Fabrication and characterization of plastic-based flexible dye-sensitized solar cells consisting of crystalline mesoporous titania nanoparticles as photoanodes

Abstract

We fabricated a highly efficient (with a solar-to-electricity conversion efficiency (η) of 5.51%), plastic-based, flexible dye-sensitized solar cell (DSSC). The photoanode was made of a crystalline mesoporous TiO₂ film using a low-temperature electrophoretic deposition (EPD) process and compression treatment. The crystalline mesoporous TiO₂ film was composed of secondary mesoporous TiO₂ nanoparticles (MTNs, ca. 260 nm in size), synthesized by an aggregation of primary TiO₂ nanocrystallites. In contrast to commercial TiO₂ nanoparticles (i.e., P90, ca. 15.9 nm in size) that are widely used in DSSCs, the synthesized MTN-based film exhibited a higher surface area and porosity that increased dye adsorption, promoted effective electron transport, and enhanced light scattering, as evidenced by analysis of reflectance and absorbance spectra, X-ray diffraction (XRD), scanning electron microscopy (SEM), and transmission electron microscopy (TEM). We also optimized the compression pressure for MTN- and P90-based DSSCs in order to achieve maximum efficiency.
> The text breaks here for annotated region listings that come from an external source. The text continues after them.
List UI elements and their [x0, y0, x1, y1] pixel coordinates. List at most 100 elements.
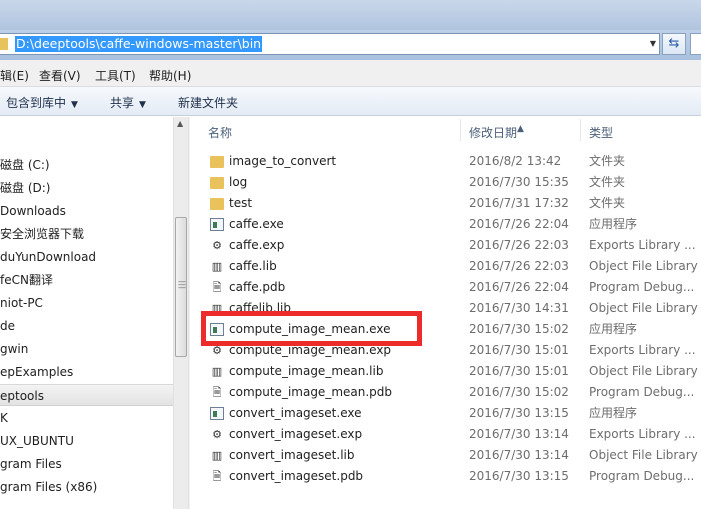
menu-view[interactable]: 查看(V)	[39, 67, 81, 84]
file-type: Object File Library	[589, 448, 698, 462]
folder-file-icon	[210, 156, 224, 168]
file-name: image_to_convert	[229, 154, 337, 168]
highlight-box	[201, 311, 422, 346]
file-row[interactable]: ⚙ caffe.exp 2016/7/26 22:03 Exports Library…	[190, 235, 701, 256]
file-name: convert_imageset.exe	[229, 406, 362, 420]
file-type: Program Debug...	[589, 280, 695, 294]
navigation-pane: 磁盘 (C:) 磁盘 (D:) Downloads 安全浏览器下载 duYunDownl…	[0, 117, 173, 509]
file-row[interactable]: 🗎 caffe.pdb 2016/7/26 22:04 Program Debug..…	[190, 277, 701, 298]
file-date: 2016/7/30 15:35	[469, 175, 569, 189]
nav-scrollbar[interactable]: ▲ — — —	[173, 117, 188, 509]
file-row[interactable]: ▥ caffe.lib 2016/7/26 22:03 Object File Lib…	[190, 256, 701, 277]
scrollbar-thumb[interactable]: — — —	[175, 217, 187, 357]
nav-item[interactable]: gram Files	[0, 453, 173, 475]
nav-item[interactable]: 安全浏览器下载	[0, 223, 173, 245]
address-bar[interactable]: D:\deeptools\caffe-windows-master\bin ▼	[0, 33, 660, 55]
file-type: Object File Library	[589, 301, 698, 315]
column-header: ▲ 名称 修改日期 类型	[190, 117, 701, 143]
column-separator[interactable]	[580, 119, 581, 141]
file-row[interactable]: convert_imageset.exe 2016/7/30 13:15 应用程序	[190, 403, 701, 424]
scroll-up-icon[interactable]: ▲	[177, 119, 183, 128]
new-folder-button[interactable]: 新建文件夹	[178, 94, 238, 111]
column-name[interactable]: 名称	[208, 124, 232, 141]
refresh-button[interactable]: ⇆	[662, 33, 686, 55]
file-row[interactable]: test 2016/7/31 17:32 文件夹	[190, 193, 701, 214]
file-type: Object File Library	[589, 259, 698, 273]
grip-icon: — — —	[178, 277, 186, 292]
file-name: convert_imageset.pdb	[229, 469, 364, 483]
nav-item[interactable]: UX_UBUNTU	[0, 430, 173, 452]
column-date[interactable]: 修改日期	[469, 124, 517, 141]
column-separator[interactable]	[460, 119, 461, 141]
file-type: 应用程序	[589, 217, 638, 231]
file-date: 2016/7/31 17:32	[469, 196, 569, 210]
nav-item[interactable]: gwin	[0, 338, 173, 360]
nav-item[interactable]: 磁盘 (C:)	[0, 154, 173, 176]
file-type: Exports Library ...	[589, 427, 696, 441]
file-type: Program Debug...	[589, 469, 695, 483]
sort-arrow-icon: ▲	[517, 124, 524, 134]
folder-icon	[0, 38, 8, 50]
address-path[interactable]: D:\deeptools\caffe-windows-master\bin	[15, 36, 263, 52]
nav-item[interactable]: duYunDownload	[0, 246, 173, 268]
column-type[interactable]: 类型	[589, 124, 613, 141]
file-name: compute_image_mean.pdb	[229, 385, 393, 399]
dropdown-arrow-icon: ▼	[139, 100, 146, 110]
nav-item[interactable]: feCN翻译	[0, 269, 173, 291]
chevron-down-icon[interactable]: ▼	[650, 39, 656, 48]
window-title-bar	[0, 0, 701, 32]
nav-item[interactable]: niot-PC	[0, 292, 173, 314]
file-date: 2016/8/2 13:42	[469, 154, 562, 168]
file-date: 2016/7/30 15:01	[469, 343, 569, 357]
file-row[interactable]: ▥ compute_image_mean.lib 2016/7/30 15:01 Ob…	[190, 361, 701, 382]
folder-file-icon	[210, 177, 224, 189]
file-type: 文件夹	[589, 196, 626, 210]
file-row[interactable]: ▥ convert_imageset.lib 2016/7/30 13:14 Obje…	[190, 445, 701, 466]
file-type: 应用程序	[589, 406, 638, 420]
file-date: 2016/7/26 22:04	[469, 280, 569, 294]
file-date: 2016/7/30 13:14	[469, 448, 569, 462]
refresh-icon: ⇆	[668, 36, 680, 51]
file-name: test	[229, 196, 253, 210]
file-type: Object File Library	[589, 364, 698, 378]
share-button[interactable]: 共享 ▼	[110, 94, 146, 111]
file-row[interactable]: 🗎 compute_image_mean.pdb 2016/7/30 15:02 Pr…	[190, 382, 701, 403]
pdb-file-icon: 🗎	[212, 386, 222, 399]
menu-bar: 辑(E) 查看(V) 工具(T) 帮助(H)	[0, 60, 701, 87]
exp-file-icon: ⚙	[212, 428, 222, 441]
search-input[interactable]	[690, 33, 701, 55]
file-type: 文件夹	[589, 154, 626, 168]
file-row[interactable]: image_to_convert 2016/8/2 13:42 文件夹	[190, 151, 701, 172]
file-type: Exports Library ...	[589, 238, 696, 252]
share-label: 共享	[110, 96, 135, 110]
pdb-file-icon: 🗎	[212, 470, 222, 483]
nav-item[interactable]: K	[0, 407, 173, 429]
nav-item[interactable]: epExamples	[0, 361, 173, 383]
command-bar: 包含到库中 ▼ 共享 ▼ 新建文件夹	[0, 87, 701, 116]
folder-file-icon	[210, 198, 224, 210]
file-type: 文件夹	[589, 175, 626, 189]
file-row[interactable]: log 2016/7/30 15:35 文件夹	[190, 172, 701, 193]
file-type: Exports Library ...	[589, 343, 696, 357]
file-row[interactable]: 🗎 convert_imageset.pdb 2016/7/30 13:15 Prog…	[190, 466, 701, 487]
menu-help[interactable]: 帮助(H)	[149, 67, 191, 84]
file-row[interactable]: ⚙ convert_imageset.exp 2016/7/30 13:14 Expo…	[190, 424, 701, 445]
file-name: convert_imageset.lib	[229, 448, 355, 462]
file-name: caffe.pdb	[229, 280, 286, 294]
exp-file-icon: ⚙	[212, 239, 222, 252]
nav-item[interactable]: de	[0, 315, 173, 337]
nav-item[interactable]: gram Files (x86)	[0, 476, 173, 498]
menu-tools[interactable]: 工具(T)	[95, 67, 136, 84]
file-name: compute_image_mean.lib	[229, 364, 384, 378]
nav-item[interactable]: eptools	[0, 384, 173, 406]
address-bar-area: D:\deeptools\caffe-windows-master\bin ▼ …	[0, 30, 701, 60]
file-row[interactable]: caffe.exe 2016/7/26 22:04 应用程序	[190, 214, 701, 235]
file-date: 2016/7/30 14:31	[469, 301, 569, 315]
exe-file-icon	[210, 407, 224, 420]
nav-item[interactable]: Downloads	[0, 200, 173, 222]
include-library-label: 包含到库中	[6, 96, 67, 110]
include-library-button[interactable]: 包含到库中 ▼	[6, 94, 78, 111]
nav-item[interactable]: 磁盘 (D:)	[0, 177, 173, 199]
menu-edit[interactable]: 辑(E)	[0, 67, 29, 84]
file-date: 2016/7/30 13:15	[469, 469, 569, 483]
We further systematically investigated the cause for the enhanced conversion efficiency of MTN-based DSSCs by measuring incident photon-to-electron conversion efficiency (IPCE) curves and electrochemical impedance spectra (EIS). IPCE results explained the increase in the short-circuit photocurrent density (J_SC) for MTN-based DSSCs, and EIS results indicated that MTN-based DSSCs exhibited a larger diffusion coefficient (D_eff), longer effective diffusion length (L_n), longer electron lifetime (τ_e), and lower charge transfer resistance (R_k), resulting in a higher power conversion efficiency. The MTN-based DSSC fabricated in the study showed great potential for application in plastic-based DSSCs using room temperature procedures.